Icon of the anti-apartheid struggle | Archbishop Desmond Tutu dies at 90

(Cape Town) She is the last of the great icons of the fight against apartheid: Archbishop Desmond Tutu, the conscience of South Africa but also a great mischievous and a powerful laugh, died Sunday at the age of 90 .



Until recently, the Nobel Peace Prize winner imposed his small purple silhouette and his legendary outspokenness to denounce injustices and chip away at all powers.


PHOTO ALEXANDER JOE, AGENCE FRANCE-PRESSE ARCHIVES

President Cyril Ramaphosa expressed “his deep sadness” at the death of this “unequaled patriot”, “a man of extraordinary intelligence, integrity and invincible against the forces of apartheid”, who leaves a widow, “Mama Leah ”, and their four children.

This death represents “a new chapter of mourning in the farewell of our nation to a generation of exceptional South Africans who left us a liberated South Africa”, he added, a month after the death of Frederik de Klerk, the country’s last white president.

After the advent of democracy in 1994, and the election of his friend Nelson Mandela, Desmond Tutu gave South Africa the nickname “Rainbow Nation”. He had chaired the Truth and Reconciliation Commission (TRC) which he hoped would help turn the page on racial hatred.


FRANCE-PRESSE AGENCY ARCHIVES PHOTO

From left to right: Desmond Tutu, Nelson Mandela and Frederik de Klerk chat during an announcement for the Nobel Peace project in December 2003.
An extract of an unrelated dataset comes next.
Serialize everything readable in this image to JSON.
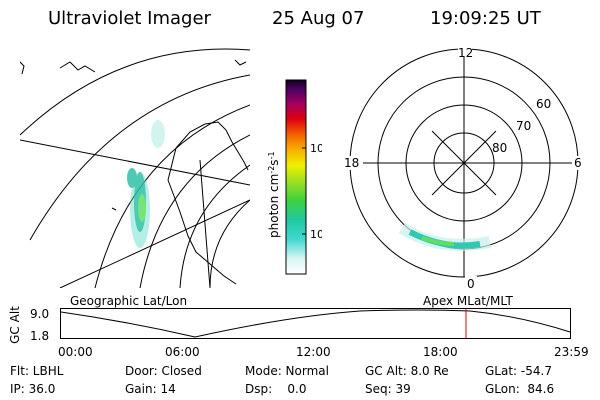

The Arch, as South Africans affectionately call it, had been weakened for several months. Long suffering from prostate cancer, he probably died of old age, peacefully at 7 am Sunday, according to several of his relatives interviewed by AFP.

He no longer spoke in public but greeted the cameras present at each of his movements, smiling and mischievous glance, as during his vaccination against COVID-19 or in October at the ceremony celebrating his 90 years.


PHOTO RODGER BOSCH, AGENCE FRANCE-PRESSE ARCHIVES

Desmond Tutu was vaccinated against COVID-19 last May.

A prayer was organized at St George’s Cathedral, his former parish. Passers-by come to lay flowers and meditate.

“It’s so sad,” sighs to AFP Miriam Mokwadi, a 67-year-old retired nurse. “Tutu was a real hero for us, he fought for us”, she said moved, holding her little girl by the hand.

Others followed one another in front of his house in Cape Town, or the one that the Archbishop had kept in Soweto, a township of Johannesburg, according to AFP journalists.

“Immeasurable” loss

In mourning, South African cricketers also wore a black armband on the first day of a major competition against India, near Johannesburg.

“We mourn his disappearance”, reacted the Anglican archbishop of Cape Town, Thabo Makgoba, but let us celebrate “also the life of a deeply spiritual man”.


PHOTO GIANLUIGI GUERCIA, FRANCE-PRESS AGENCY

A couple reflect in front of a photo of Desmond Tutu installed outside St George’s Cathedral in Cape Town.

“He feared no one […] He challenged the systems that demeaned humanity, ”he recalled, while forgiving when“ the perpetrators of evil knew a real change of heart ”.

British Prime Minister Boris Johnson said he was “deeply saddened” and the Mandela Foundation called his loss “immeasurable”: “He was an extraordinary human being. A thinker. A leader. A shepherd “.

Desmond Tutu had made a name for himself during the worst hours of the racist apartheid regime. While a priest, he organized peaceful marches against segregation and pleaded for international sanctions against the white regime in Pretoria.

Her dress saved her from prison. His non-violent fight was crowned with the Nobel Peace Prize in 1984.


FRANCE-PRESSE AGENCY ARCHIVES PHOTO

Desmond Tutu poses with his Nobel Prize with Committee Chairman Egil Aarvik on December 10, 1984 in Oslo, Norway.

After apartheid, faithful to his commitments, he denounced the excesses of the ANC government, from mistakes in the fight against AIDS to corruption scandals.

In 2013, he even promised to no longer vote for the apartheid gravedigger party: “I did not fight to drive out people who took themselves for shoddy gods and replace them with others who think they are.” Also “.

Among his other fights, he also defended homosexuals – “I would not worship a homophobic God.” […] I would refuse to go to a homophobic paradise ”- and campaign for the right to assisted suicide.

The last time the country heard from him was on 1er November. Out of sight, he had voted in local elections.